E ela explodiu junto ao único comunicador essencialmente brasileiro: Chacrinha que a burguesia intelectualizada assistia pela TV da empregada, afinal ele não era um exemplo de inteligência... Até Gil fazer uma música e iconizá-lo aí tudo de bom..... E lá estava Rita Cadilac rebolando na TV, precurssora de Tchan e outros mais.... Que mulher imoral....
O tempo passa, a moral vai mudando e Rita Cadilac continua rebolando....
Chacrinha vai para o céu e suas chacretes tem que rebolar em outros palcos.
Tive uma querida companheira de aula de dança que foi chacrete, sempre achei ela corajosa e divertida, parece que esses são os atributos necessários para ser chacrete.

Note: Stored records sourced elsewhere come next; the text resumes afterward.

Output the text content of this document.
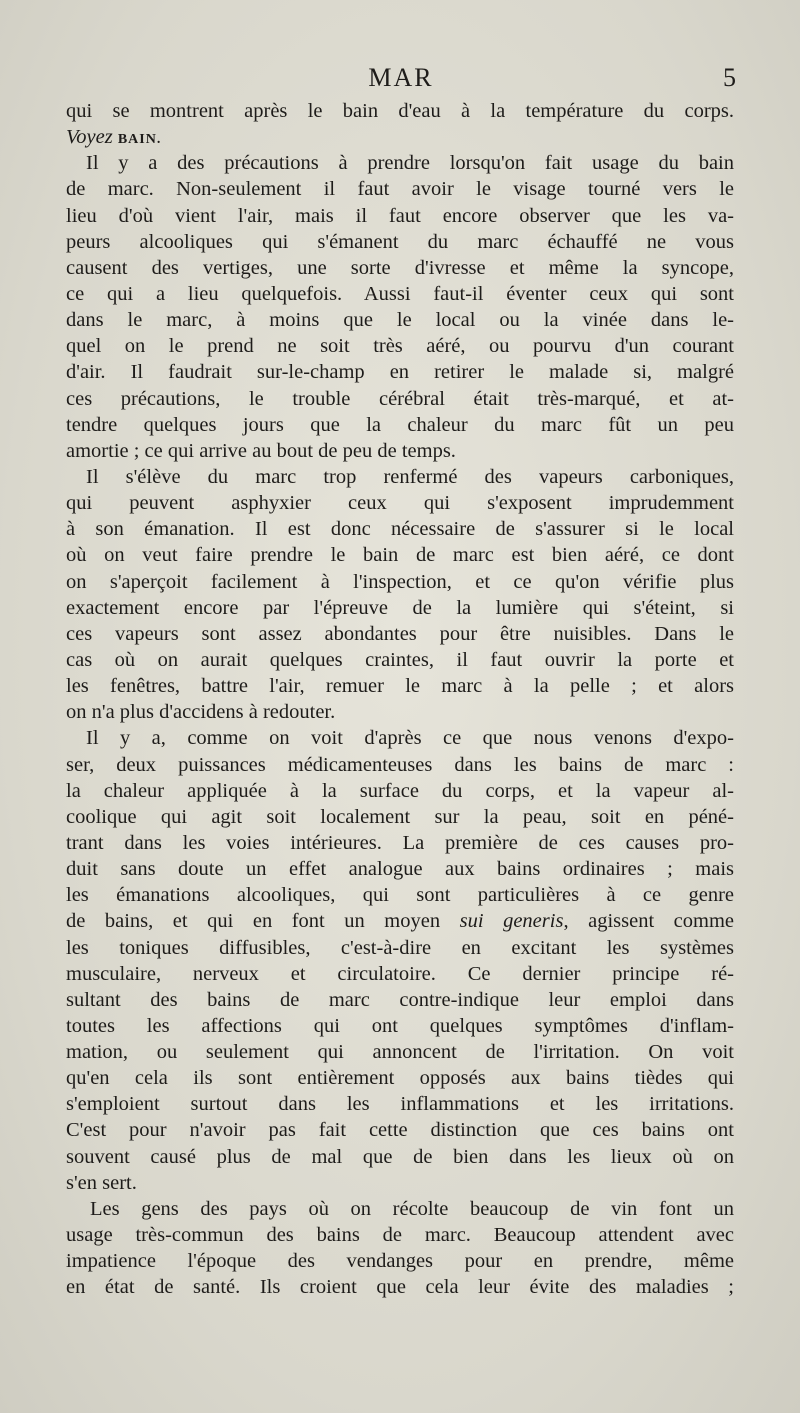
MAR	5
qui se montrent après le bain d'eau à la température du corps.
Voyez BAIN.
Il y a des précautions à prendre lorsqu'on fait usage du bain
de marc. Non-seulement il faut avoir le visage tourné vers le
lieu d'où vient l'air, mais il faut encore observer que les va-
peurs alcooliques qui s'émanent du marc échauffé ne vous
causent des vertiges, une sorte d'ivresse et même la syncope,
ce qui a lieu quelquefois. Aussi faut-il éventer ceux qui sont
dans le marc, à moins que le local ou la vinée dans le-
quel on le prend ne soit très aéré, ou pourvu d'un courant
d'air. Il faudrait sur-le-champ en retirer le malade si, malgré
ces précautions, le trouble cérébral était très-marqué, et at-
tendre quelques jours que la chaleur du marc fût un peu
amortie ; ce qui arrive au bout de peu de temps.
Il s'élève du marc trop renfermé des vapeurs carboniques,
qui peuvent asphyxier ceux qui s'exposent imprudemment
à son émanation. Il est donc nécessaire de s'assurer si le local
où on veut faire prendre le bain de marc est bien aéré, ce dont
on s'aperçoit facilement à l'inspection, et ce qu'on vérifie plus
exactement encore par l'épreuve de la lumière qui s'éteint, si
ces vapeurs sont assez abondantes pour être nuisibles. Dans le
cas où on aurait quelques craintes, il faut ouvrir la porte et
les fenêtres, battre l'air, remuer le marc à la pelle ; et alors
on n'a plus d'accidens à redouter.
Il y a, comme on voit d'après ce que nous venons d'expo-
ser, deux puissances médicamenteuses dans les bains de marc :
la chaleur appliquée à la surface du corps, et la vapeur al-
coolique qui agit soit localement sur la peau, soit en péné-
trant dans les voies intérieures. La première de ces causes pro-
duit sans doute un effet analogue aux bains ordinaires ; mais
les émanations alcooliques, qui sont particulières à ce genre
de bains, et qui en font un moyen sui generis, agissent comme
les toniques diffusibles, c'est-à-dire en excitant les systèmes
musculaire, nerveux et circulatoire. Ce dernier principe ré-
sultant des bains de marc contre-indique leur emploi dans
toutes les affections qui ont quelques symptômes d'inflam-
mation, ou seulement qui annoncent de l'irritation. On voit
qu'en cela ils sont entièrement opposés aux bains tièdes qui
s'emploient surtout dans les inflammations et les irritations.
C'est pour n'avoir pas fait cette distinction que ces bains ont
souvent causé plus de mal que de bien dans les lieux où on
s'en sert.
Les gens des pays où on récolte beaucoup de vin font un
usage très-commun des bains de marc. Beaucoup attendent avec
impatience l'époque des vendanges pour en prendre, même
en état de santé. Ils croient que cela leur évite des maladies ;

Mas voltando à Rita, vedete contemporânea, que dos palcos da TV Globo deve ter andado muito por esse país fazendo seus shows. Mas dois episódios da vida desta mulher me fizeram pensar – e muito. A força dela tendo o corpo como meio comunicador uma pessoa que tem a coragem de dançar em Serra Pelada para sei lá quantos mil homens, pra mim é “A Mulher”. Ou o depoimento de Drauzio Varela falando que, quando ela entrava no pátio do Carandiru, podia ouvir uma mosca de tanto silêncio. Isso é um poder que poucos tem, poder de mobilizar a atenção e de fazer seus movimentos com tanta naturalidade que ninguém potencializa um lado maldoso. Homens encarceirados, eu passo longe....
Quem trabalha com corpo sabe desse poder, mas mesmo assim poucos podem fazer o que ela faz, quando chamamos “Estrela” é a pessoa que tem um brilho diferente que se destaca no meio do céu. Mobilizar uma multidão não é para todos e com o corpo então... A força está na espontaneidade ela mesma diz: “eu ia fazendo e dava certo”.
Não teve mestres importantes de dança, sua mestra foi Rogéria, outra “Estrela” corajosa. É muito bom quando saímos do nosso “centrinho” de saberes e nos deparamos com outras vidas tão belas onde o fazer é simples, é só fazer... Onde o discurso do corpo que pensa – e pensa mesmo – fica tão enaltecido que acaba deixando de “fazer-pensar”.
Quando Rita diz que ela só tinha o corpo para trabalhar é lindo!!! E mais genial quando ela diz: “Rita Lee fala que sou a única bunda que pensa”. Não é a toa que os homens beijam sua bunda com tanto respeito. Pra você Rita um beijo na sua bunda-coração.